Barbarigo calls the men on his lists stratioti, and says that their support will guarantee Moreote support for the Venetian effort. Since he calls them both kapetanioi, and stratioti, it is not clear what he understands by stratioti. Twenty years later, stratioti had become the general term for Greek and Albanian horsemen on contract and their leaders provisionati but within the Byzantine system, stratiotai were the men who held pronias, or what the Venetians called provisioni

What we see is a certain number of large families – Kladas, Bua, Rallis – who formerly had authority over large areas of land and taxpayers and troops, continuing within the Venetian system where they primarily commanded bands of troops. This was wartime and the land they had previously held was for the most part changing back and forth between Venetian and Ottoman control. Most of the land in the small Venetian territories -- Methoni, Koroni, Nauplion, Monemvasia -- was rented out for growth of cash crops. Some was used as payment for for stratioti where they farmed and kept their horses -- they were responsible for their own food supplies and equipment. Thus a small number of the landholding class became a professional salaried military class within the Venetian system. With the Ventian conquests early in the war, a few kapetanioi had taken over control of various areas. Manuel Rallis, followed by his son Michaeli, had taken over Chlemoutsi and Clarentza which had formerly been under the control of George and John Rallis, their relatives and first-cousins of the despots. The more specific records are of landholdings in Mani.

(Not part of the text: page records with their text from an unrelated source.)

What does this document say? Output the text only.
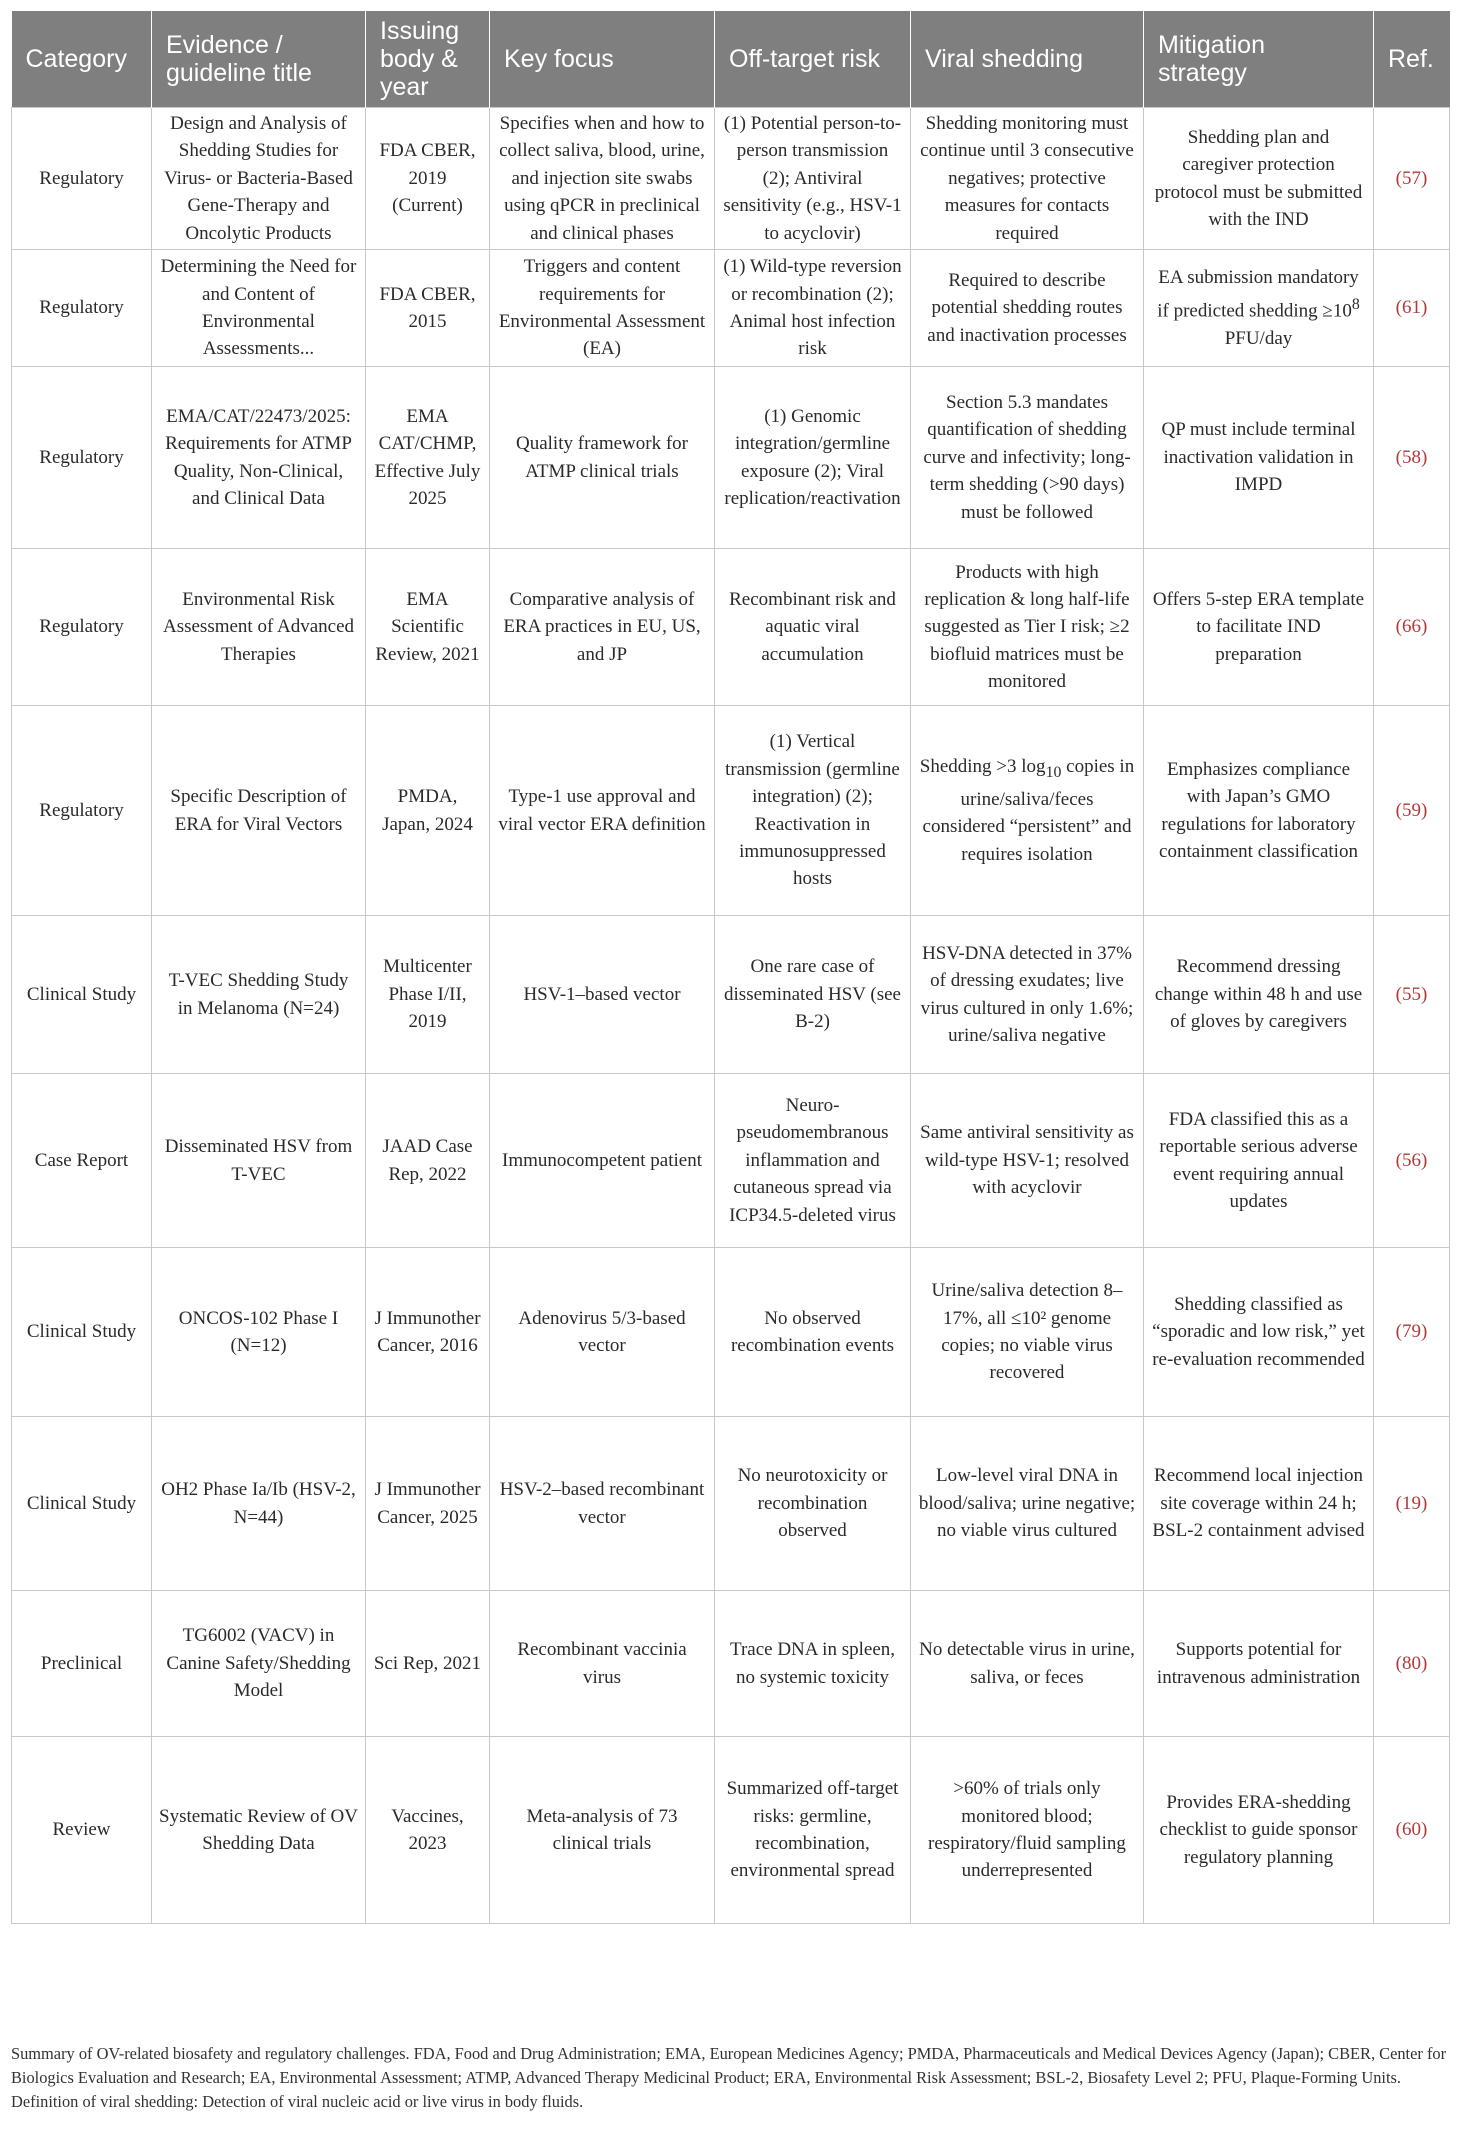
Category	Evidence / guideline title	Issuing body & year	Key focus	Off-target risk	Viral shedding	Mitigation strategy	Ref.
Regulatory	Design and Analysis of Shedding Studies for Virus- or Bacteria-Based Gene-Therapy and Oncolytic Products	FDA CBER, 2019 (Current)	Specifies when and how to collect saliva, blood, urine, and injection site swabs using qPCR in preclinical and clinical phases	(1) Potential person-to-person transmission (2); Antiviral sensitivity (e.g., HSV-1 to acyclovir)	Shedding monitoring must continue until 3 consecutive negatives; protective measures for contacts required	Shedding plan and caregiver protection protocol must be submitted with the IND	(57)
Regulatory	Determining the Need for and Content of Environmental Assessments...	FDA CBER, 2015	Triggers and content requirements for Environmental Assessment (EA)	(1) Wild-type reversion or recombination (2); Animal host infection risk	Required to describe potential shedding routes and inactivation processes	EA submission mandatory if predicted shedding $\ge 10^8$ PFU/day	(61)
Regulatory	EMA/CAT/22473/2025: Requirements for ATMP Quality, Non-Clinical, and Clinical Data	EMA CAT/CHMP, Effective July 2025	Quality framework for ATMP clinical trials	(1) Genomic integration/germline exposure (2); Viral replication/reactivation	Section 5.3 mandates quantification of shedding curve and infectivity; long-term shedding (>90 days) must be followed	QP must include terminal inactivation validation in IMPD	(58)
Regulatory	Environmental Risk Assessment of Advanced Therapies	EMA Scientific Review, 2021	Comparative analysis of ERA practices in EU, US, and JP	Recombinant risk and aquatic viral accumulation	Products with high replication & long half-life suggested as Tier I risk; ≥2 biofluid matrices must be monitored	Offers 5-step ERA template to facilitate IND preparation	(66)
Regulatory	Specific Description of ERA for Viral Vectors	PMDA, Japan, 2024	Type-1 use approval and viral vector ERA definition	(1) Vertical transmission (germline integration) (2); Reactivation in immunosuppressed hosts	Shedding >3 $\log_{10}$ copies in urine/saliva/feces considered “persistent” and requires isolation	Emphasizes compliance with Japan’s GMO regulations for laboratory containment classification	(59)
Clinical Study	T-VEC Shedding Study in Melanoma (N=24)	Multicenter Phase I/II, 2019	HSV-1–based vector	One rare case of disseminated HSV (see B-2)	HSV-DNA detected in 37% of dressing exudates; live virus cultured in only 1.6%; urine/saliva negative	Recommend dressing change within 48 h and use of gloves by caregivers	(55)
Case Report	Disseminated HSV from T-VEC	JAAD Case Rep, 2022	Immunocompetent patient	Neuro-pseudomembranous inflammation and cutaneous spread via ICP34.5-deleted virus	Same antiviral sensitivity as wild-type HSV-1; resolved with acyclovir	FDA classified this as a reportable serious adverse event requiring annual updates	(56)
Clinical Study	ONCOS-102 Phase I (N=12)	J Immunother Cancer, 2016	Adenovirus 5/3-based vector	No observed recombination events	Urine/saliva detection 8–17%, all ≤10² genome copies; no viable virus recovered	Shedding classified as “sporadic and low risk,” yet re-evaluation recommended	(79)
Clinical Study	OH2 Phase Ia/Ib (HSV-2, N=44)	J Immunother Cancer, 2025	HSV-2–based recombinant vector	No neurotoxicity or recombination observed	Low-level viral DNA in blood/saliva; urine negative; no viable virus cultured	Recommend local injection site coverage within 24 h; BSL-2 containment advised	(19)
Preclinical	TG6002 (VACV) in Canine Safety/Shedding Model	Sci Rep, 2021	Recombinant vaccinia virus	Trace DNA in spleen, no systemic toxicity	No detectable virus in urine, saliva, or feces	Supports potential for intravenous administration	(80)
Review	Systematic Review of OV Shedding Data	Vaccines, 2023	Meta-analysis of 73 clinical trials	Summarized off-target risks: germline, recombination, environmental spread	>60% of trials only monitored blood; respiratory/fluid sampling underrepresented	Provides ERA-shedding checklist to guide sponsor regulatory planning	(60)

Summary of OV-related biosafety and regulatory challenges. FDA, Food and Drug Administration; EMA, European Medicines Agency; PMDA, Pharmaceuticals and Medical Devices Agency (Japan); CBER, Center for Biologics Evaluation and Research; EA, Environmental Assessment; ATMP, Advanced Therapy Medicinal Product; ERA, Environmental Risk Assessment; BSL-2, Biosafety Level 2; PFU, Plaque-Forming Units.

Definition of viral shedding: Detection of viral nucleic acid or live virus in body fluids.
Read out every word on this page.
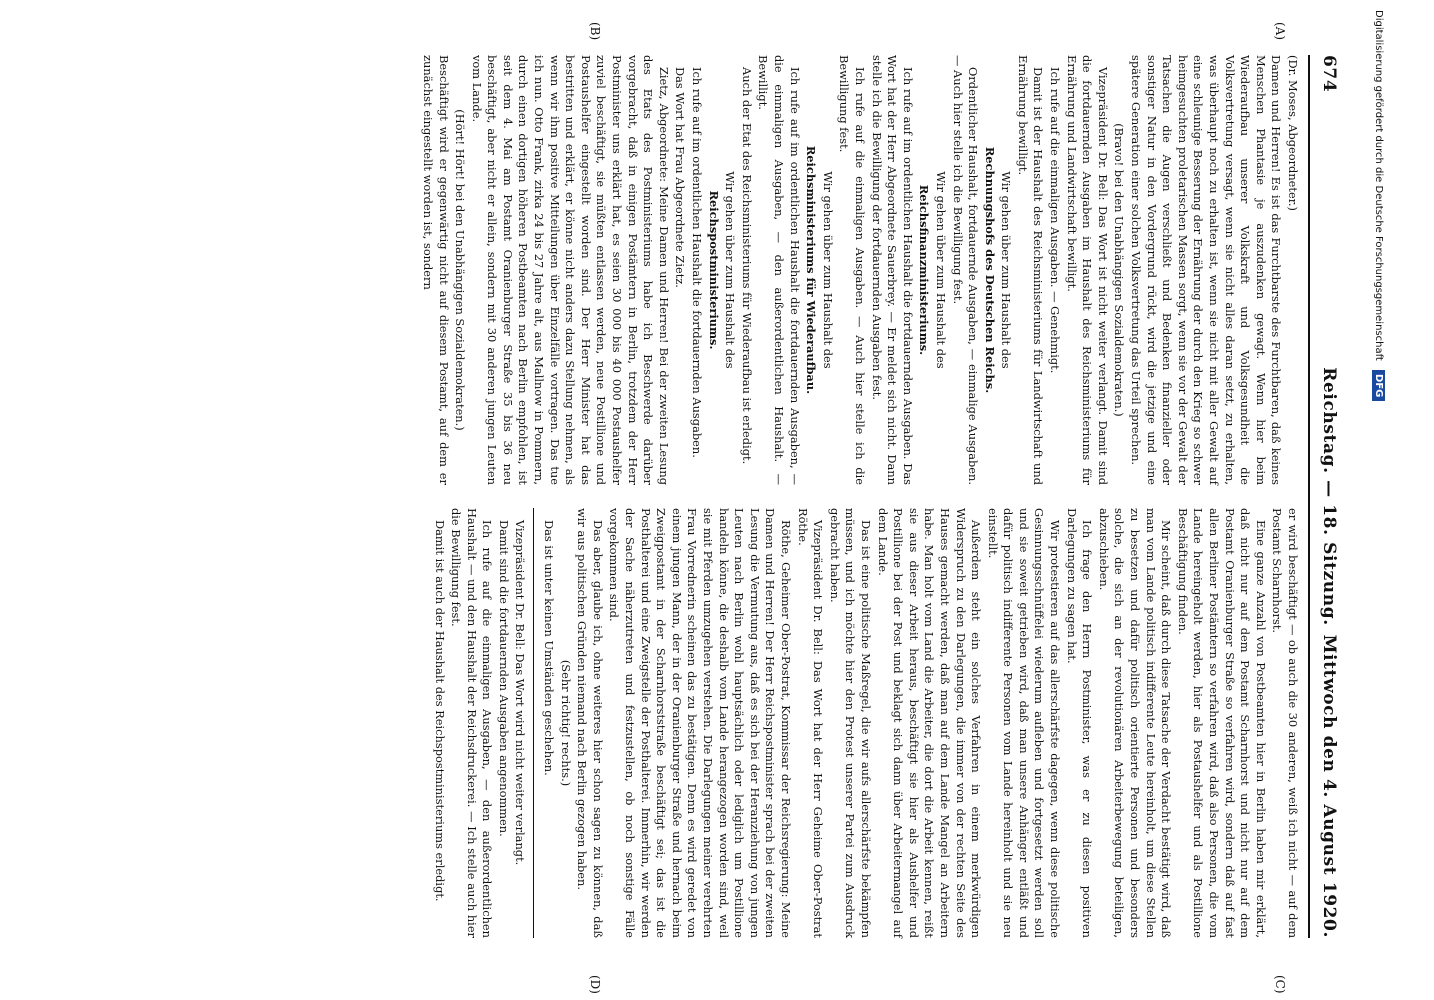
674
Reichstag. — 18. Sitzung.
Mittwoch den 4. August 1920.
(A)
(B)
(C)
(D)

(Dr. Moses, Abgeordneter.)

Damen und Herren! Es ist das Furchtbarste des Furchtbaren, daß keines Menschen Phantasie je auszudenken gewagt. Wenn hier beim Wiederaufbau unserer Volkskraft und Volksgesundheit die Volksvertretung versagt, wenn sie nicht alles daran setzt, zu erhalten, was überhaupt noch zu erhalten ist, wenn sie nicht mit aller Gewalt auf eine schleunige Besserung der Ernährung der durch den Krieg so schwer heimgesuchten proletarischen Massen sorgt, wenn sie vor der Gewalt der Tatsachen die Augen verschließt und Bedenken finanzieller oder sonstiger Natur in den Vordergrund rückt, wird die jetzige und eine spätere Generation einer solchen Volksvertretung das Urteil sprechen.

(Bravo! bei den Unabhängigen Sozialdemokraten.)

Vizepräsident Dr. Bell: Das Wort ist nicht weiter verlangt. Damit sind die fortdauernden Ausgaben im Haushalt des Reichsministeriums für Ernährung und Landwirtschaft bewilligt.

Ich rufe auf die einmaligen Ausgaben. — Genehmigt.

Damit ist der Haushalt des Reichsministeriums für Landwirtschaft und Ernährung bewilligt.

Wir gehen über zum Haushalt des

Rechnungshofs des Deutschen Reichs.

Ordentlicher Haushalt, fortdauernde Ausgaben, — einmalige Ausgaben. — Auch hier stelle ich die Bewilligung fest.

Wir gehen über zum Haushalt des

Reichsfinanzministeriums.

Ich rufe auf im ordentlichen Haushalt die fortdauernden Ausgaben. Das Wort hat der Herr Abgeordnete Sauerbrey. — Er meldet sich nicht. Dann stelle ich die Bewilligung der fortdauernden Ausgaben fest.

Ich rufe auf die einmaligen Ausgaben. — Auch hier stelle ich die Bewilligung fest.

Wir gehen über zum Haushalt des

Reichsministeriums für Wiederaufbau.

Ich rufe auf im ordentlichen Haushalt die fortdauernden Ausgaben, — die einmaligen Ausgaben, — den außerordentlichen Haushalt. — Bewilligt.

Auch der Etat des Reichsministeriums für Wiederaufbau ist erledigt.

Wir gehen über zum Haushalt des

Reichspostministeriums.

Ich rufe auf im ordentlichen Haushalt die fortdauernden Ausgaben.

Das Wort hat Frau Abgeordnete Zietz.

Zietz, Abgeordnete: Meine Damen und Herren! Bei der zweiten Lesung des Etats des Postministeriums habe ich Beschwerde darüber vorgebracht, daß in einigen Postämtern in Berlin, trotzdem der Herr Postminister uns erklärt hat, es seien 30 000 bis 40 000 Postaushelfer zuviel beschäftigt, sie müßten entlassen werden, neue Postillione und Postaushelfer eingestellt worden sind. Der Herr Minister hat das bestritten und erklärt, er könne nicht anders dazu Stellung nehmen, als wenn wir ihm positive Mitteilungen über Einzelfälle vortragen. Das tue ich nun. Otto Frank, zirka 24 bis 27 Jahre alt, aus Mallnow in Pommern, durch einen dortigen höheren Postbeamten nach Berlin empfohlen, ist seit dem 4. Mai am Postamt Oranienburger Straße 35 bis 36 neu beschäftigt, aber nicht er allein, sondern mit 30 anderen jungen Leuten vom Lande.

(Hört! Hört! bei den Unabhängigen Sozialdemokraten.)

Beschäftigt wird er gegenwärtig nicht auf diesem Postamt, auf dem er zunächst eingestellt worden ist, sondern

er wird beschäftigt — ob auch die 30 anderen, weiß ich nicht — auf dem Postamt Scharnhorst.

Eine ganze Anzahl von Postbeamten hier in Berlin haben mir erklärt, daß nicht nur auf dem Postamt Scharnhorst und nicht nur auf dem Postamt Oranienburger Straße so verfahren wird, sondern daß auf fast allen Berliner Postämtern so verfahren wird, daß also Personen, die vom Lande hereingeholt werden, hier als Postaushelfer und als Postillione Beschäftigung finden.

Mir scheint, daß durch diese Tatsache der Verdacht bestätigt wird, daß man vom Lande politisch indifferente Leute hereinholt, um diese Stellen zu besetzen und dafür politisch orientierte Personen und besonders solche, die sich an der revolutionären Arbeiterbewegung beteiligen, abzuschieben.

Ich frage den Herrn Postminister, was er zu diesen positiven Darlegungen zu sagen hat.

Wir protestieren auf das allerschärfste dagegen, wenn diese politische Gesinnungsschnüffelei wiederum aufleben und fortgesetzt werden soll und sie soweit getrieben wird, daß man unsere Anhänger entläßt und dafür politisch indifferente Personen vom Lande hereinholt und sie neu einstellt.

Außerdem steht ein solches Verfahren in einem merkwürdigen Widerspruch zu den Darlegungen, die immer von der rechten Seite des Hauses gemacht werden, daß man auf dem Lande Mangel an Arbeitern habe. Man holt vom Land die Arbeiter, die dort die Arbeit kennen, reißt sie aus dieser Arbeit heraus, beschäftigt sie hier als Aushelfer und Postillione bei der Post und beklagt sich dann über Arbeitermangel auf dem Lande.

Das ist eine politische Maßregel, die wir aufs allerschärfste bekämpfen müssen, und ich möchte hier den Protest unserer Partei zum Ausdruck gebracht haben.

Vizepräsident Dr. Bell: Das Wort hat der Herr Geheime Ober-Postrat Röthe.

Röthe, Geheimer Ober-Postrat, Kommissar der Reichsregierung: Meine Damen und Herren! Der Herr Reichspostminister sprach bei der zweiten Lesung die Vermutung aus, daß es sich bei der Heranziehung von jungen Leuten nach Berlin wohl hauptsächlich oder lediglich um Postillione handeln könne, die deshalb vom Lande herangezogen worden sind, weil sie mit Pferden umzugehen verstehen. Die Darlegungen meiner verehrten Frau Vorrednerin scheinen das zu bestätigen. Denn es wird geredet von einem jungen Mann, der in der Oranienburger Straße und hernach beim Zweigpostamt in der Scharnhorststraße beschäftigt sei; das ist die Posthalterei und eine Zweigstelle der Posthalterei. Immerhin, wir werden der Sache näherzutreten und festzustellen, ob noch sonstige Fälle vorgekommen sind.

Das aber, glaube ich, ohne weiteres hier schon sagen zu können, daß wir aus politischen Gründen niemand nach Berlin gezogen haben.

(Sehr richtig! rechts.)

Das ist unter keinen Umständen geschehen.

Vizepräsident Dr. Bell: Das Wort wird nicht weiter verlangt.

Damit sind die fortdauernden Ausgaben angenommen.

Ich rufe auf die einmaligen Ausgaben, — den außerordentlichen Haushalt — und den Haushalt der Reichsdruckerei. — Ich stelle auch hier die Bewilligung fest.

Damit ist auch der Haushalt des Reichspostministeriums erledigt.

Digitalisierung gefördert durch die Deutsche Forschungsgemeinschaft DFG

After the Kladas revolt, with no war at hand, the Venetians had to keep the kapetanioi pacified. This is illustrated over and over in the letters of Bartolomeo Minio who reports his helplessness when kapetanioi seized extra land they were not supposed to have, and then refused to pay taxes. The kapetanioi continued the anarchic tradition of the archons but they still needed cash and a protective umbrella. That is what they kept saying – they wanted to be under the shade of Venice, but they really wanted to do what they wanted to do when they wanted to do it. Similar pacification of certain Cretan archons, such as the Kalergis family, had been necessary for two hundred years.